Jean-Paul Fereira, maire de la commune d’Awala-Yalimapo qui regroupe deux des principaux villages kali’na de Guyane a exprimé sa colère, son incompréhension et son indignation à la découverte du programme de cette « Année des Outre-Mer ». Celui-ci prévoit en effet de construire des carbets amérindiens de Guyane au jardin d’acclimatation, dans le lieu même des expositions coloniales où en 1882 et 1892, des familles kali’na furent exhibées au public métropolitain. Peu d’entre eux survécurent à ce séjour forcé.

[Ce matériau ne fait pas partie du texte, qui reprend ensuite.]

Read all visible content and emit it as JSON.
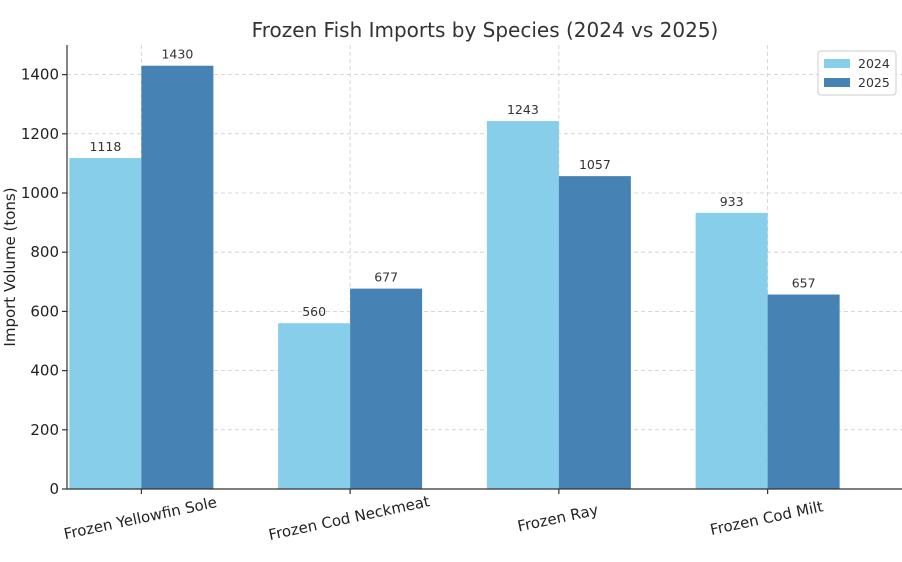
{
  "chart_data": {
    "type": "bar",
    "title": "Frozen Fish Imports by Species (2024 vs 2025)",
    "xlabel": "",
    "ylabel": "Import Volume (tons)",
    "ylim": [
      0,
      1500
    ],
    "yticks": [
      0,
      200,
      400,
      600,
      800,
      1000,
      1200,
      1400
    ],
    "categories": [
      "Frozen Yellowfin Sole",
      "Frozen Cod Neckmeat",
      "Frozen Ray",
      "Frozen Cod Milt"
    ],
    "series": [
      {
        "name": "2024",
        "color": "#87ceeb",
        "values": [
          1118,
          560,
          1243,
          933
        ]
      },
      {
        "name": "2025",
        "color": "#4682b4",
        "values": [
          1430,
          677,
          1057,
          657
        ]
      }
    ],
    "grid": true,
    "legend": "top-right"
  }
}
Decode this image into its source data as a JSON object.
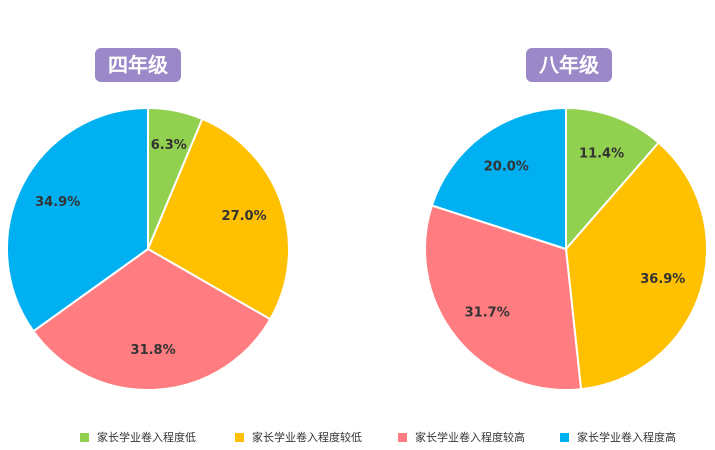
{
  "legend": [
    {
      "label": "家长学业卷入程度低",
      "color": "#92d050"
    },
    {
      "label": "家长学业卷入程度较低",
      "color": "#ffc000"
    },
    {
      "label": "家长学业卷入程度较高",
      "color": "#ff7c80"
    },
    {
      "label": "家长学业卷入程度高",
      "color": "#00b0f0"
    }
  ],
  "chart_data": [
    {
      "type": "pie",
      "title": "四年级",
      "categories": [
        "家长学业卷入程度低",
        "家长学业卷入程度较低",
        "家长学业卷入程度较高",
        "家长学业卷入程度高"
      ],
      "values": [
        6.3,
        27.0,
        31.8,
        34.9
      ],
      "labels": [
        "6.3%",
        "27.0%",
        "31.8%",
        "34.9%"
      ],
      "colors": [
        "#92d050",
        "#ffc000",
        "#ff7c80",
        "#00b0f0"
      ],
      "legend_position": "bottom"
    },
    {
      "type": "pie",
      "title": "八年级",
      "categories": [
        "家长学业卷入程度低",
        "家长学业卷入程度较低",
        "家长学业卷入程度较高",
        "家长学业卷入程度高"
      ],
      "values": [
        11.4,
        36.9,
        31.7,
        20.0
      ],
      "labels": [
        "11.4%",
        "36.9%",
        "31.7%",
        "20.0%"
      ],
      "colors": [
        "#92d050",
        "#ffc000",
        "#ff7c80",
        "#00b0f0"
      ],
      "legend_position": "bottom"
    }
  ]
}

La continuité de la manifestation prévue dans le cadre de l’année des Outre-mer avec le regard colonial européen sur l’Indien tel qu’il se manifestait dans les expositions coloniales est stupéfiante.

Ce déni de l’histoire des Amérindiens de Guyane est d’autant plus incompréhensible que comme le rappelle Jean-Paul Fereira, « ces évènements malheureux, gravés dans nos mémoires, véritables zoos humains d’un autre temps que nous espérions révolu, ont fait l’objet d’un travail de recherche et vulgarisé sous forme d’une exposition ». En 1992, Gérard Collomb (LAIOS, CNRS) et les dirigeants de l’Association des Amérindiens de Guyane ont en effet organisé une exposition intitulée « Kaliňa : des Amérindiens de Guyane à Paris en 1892 » qui mettait en regard le « regard du blanc » sur les Amérindiens, en particulier à partir des photos prises pendant l’exposition coloniale et la mémoire kali’na du départ « vers le pays des blancs ».

Le site Blada relate cet événement et publie les courriers de protestation de Jean-Paul Fereira et de Chantal Berthelot, député de la circonscription ainsi que la réponse de la Région Guyane coorganisatrice de la manifestation prévue au jardin d’acclimatation dans le cadre de l’année des outre-mer. Si le Président de la Région Guyane y annonce l’abandon de cette manifestation qu’il dit n’avoir été qu’un simple projet, il semble minimiser la portée symbolique d’un tel projet. Il écrit en effet qu’ « il n’a jamais été question de reproduire un jardin colonial au sens étymologique mais un espace appelé gîte Guyane » valorisant « nos « savoir-faire traditionnels » et « nos coutumes », feignant ainsi d’ignorer que de telles mises en scène folklorisantes des Amérindiens reproduisent précisément des schémas coloniaux.